Concern blog Wednesday, 1 August 2007
Actor Nathaniel Parker, together with documentary maker Paul Welsh, recently visited Chad with Concern Worldwide. Having helped to front the Disaster Emergencies Committee’s Darfur and Chad Crisis Appeal, Nathaniel went to Chad to see the conditions there for himself. Over the coming week, Nathaniel will be a guest contributor to the editor’s blog. His diary, opinions and experiences will provide a valuable glimpse into what life is like for many thousands of displaced people in Chad.
This is where it all begins. I woke at 4am, and lay there in the heat listening to my iPod till six when I had to get up. A quick breakfast of tea with honey and a banana butty went down a treat. At the very small airport we received the first of many rubber stamps that would be coming our way that day. There isn’t a desk or check-in here just a guy shouting out the names on the manifold. I was advised to wear full-length trousers despite the heat to show respect for the local culture.
I did my first piece to camera on the plane. I had rehearsed the words over and over in my head, and had got quite nervous, but as it turned out I needn’t have bothered. I just had to look out of the window in our familiar DeHavilland. We were met by Jo Mason, who is one of the Concern staff helping to develop the plan for the programme and was to act as another “fixer” for us but this time of the more general variety.
A quick visit to the Concern house and we went out into the field, at last.
It proves to be everything I expected, but without the overt pain and suffering. How come this is one of the largest humanitarian crises in the world? It doesn’t look so bad to the naked eye. However, I needn’t have doubted it for a moment. I was about to see the pain and suffering that is silently raging here on an individual level, but relevant to all.
I was introduced to Hadija. She has seven children. The eldest is 14 and the youngest, an adorable six-week-old boy, Salime, was with us all day either on Hadija’s back, sleeping, or feeding. I can’t pretend to be Hadija’s friend, but over the next few hours we got to know each other well through our interpreter Gido.
To read about Hadija’s life in the camp in full please click here
As we left her late on in the day to do her cooking, we went to look round the rest of the site, and examined the need for plastic sheets. How can they cost £25? Well, they are strong, as they need to be, and they have to get here. This is not easy. We began to discover the need for these sheets ourselves as the wind suddenly picked up and the sky darkened. It approached with a silent ferocity and then a roar. A sand storm was upon us. I had never witnessed one before and behaved a bit like a wimp, if truth be known. I thought it was going to last all night.
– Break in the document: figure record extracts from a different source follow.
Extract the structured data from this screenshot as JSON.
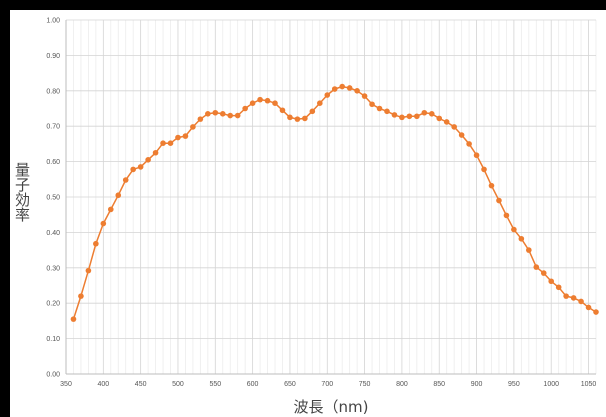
{
  "chart_data": {
    "type": "line",
    "xlabel": "波長（nm)",
    "ylabel": "量子効率",
    "xlim": [
      350,
      1060
    ],
    "ylim": [
      0.0,
      1.0
    ],
    "x_ticks": [
      350,
      400,
      450,
      500,
      550,
      600,
      650,
      700,
      750,
      800,
      850,
      900,
      950,
      1000,
      1050
    ],
    "y_ticks": [
      "0.00",
      "0.10",
      "0.20",
      "0.30",
      "0.40",
      "0.50",
      "0.60",
      "0.70",
      "0.80",
      "0.90",
      "1.00"
    ],
    "grid": true,
    "series": [
      {
        "color": "#ED7D31",
        "x": [
          360,
          370,
          380,
          390,
          400,
          410,
          420,
          430,
          440,
          450,
          460,
          470,
          480,
          490,
          500,
          510,
          520,
          530,
          540,
          550,
          560,
          570,
          580,
          590,
          600,
          610,
          620,
          630,
          640,
          650,
          660,
          670,
          680,
          690,
          700,
          710,
          720,
          730,
          740,
          750,
          760,
          770,
          780,
          790,
          800,
          810,
          820,
          830,
          840,
          850,
          860,
          870,
          880,
          890,
          900,
          910,
          920,
          930,
          940,
          950,
          960,
          970,
          980,
          990,
          1000,
          1010,
          1020,
          1030,
          1040,
          1050,
          1060
        ],
        "y": [
          0.155,
          0.22,
          0.292,
          0.368,
          0.425,
          0.465,
          0.505,
          0.548,
          0.578,
          0.585,
          0.605,
          0.625,
          0.652,
          0.652,
          0.668,
          0.672,
          0.698,
          0.72,
          0.735,
          0.738,
          0.735,
          0.73,
          0.73,
          0.75,
          0.765,
          0.775,
          0.772,
          0.765,
          0.745,
          0.725,
          0.72,
          0.722,
          0.742,
          0.765,
          0.788,
          0.805,
          0.812,
          0.808,
          0.8,
          0.785,
          0.762,
          0.75,
          0.742,
          0.732,
          0.725,
          0.728,
          0.728,
          0.738,
          0.735,
          0.722,
          0.712,
          0.698,
          0.675,
          0.65,
          0.618,
          0.578,
          0.532,
          0.49,
          0.448,
          0.408,
          0.382,
          0.35,
          0.302,
          0.285,
          0.262,
          0.245,
          0.22,
          0.215,
          0.205,
          0.188,
          0.175
        ]
      }
    ]
  }
}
There seemed to be no light at the end of the tunnel, but in fact it lasted only about half an hour. We went back to Hadija’s house. She has only flimsy sheet to protect her straw roof. The sand easily penetrated it and came through the walls.
That night was spent at the compound of the United Nations High Commissioner for Refugees, which sounds quite grand, but was about as crude as can be. Our room was exactly what I would imagine a prison to look like from the inside: two very basic beds in a room, and no air-con with huge great big spiders. I woke at 2am too damn hot to sleep. I listened to music again and looked at pictures of my family, thinking how incredible my life is. I said I wouldn’t write this kind of sentimental comparison, but you have to say we are blessed in our country. I think the spirit I witnessed in Hadija is a reflection of the kind of spirit that must have governed our country nearly 70 years ago during the war. Put your head down and get on with it. Don’t grumble, it doesn’t make things any better; find the best way to get your kids through this, and at all costs, keep your dignity. These people are just like us.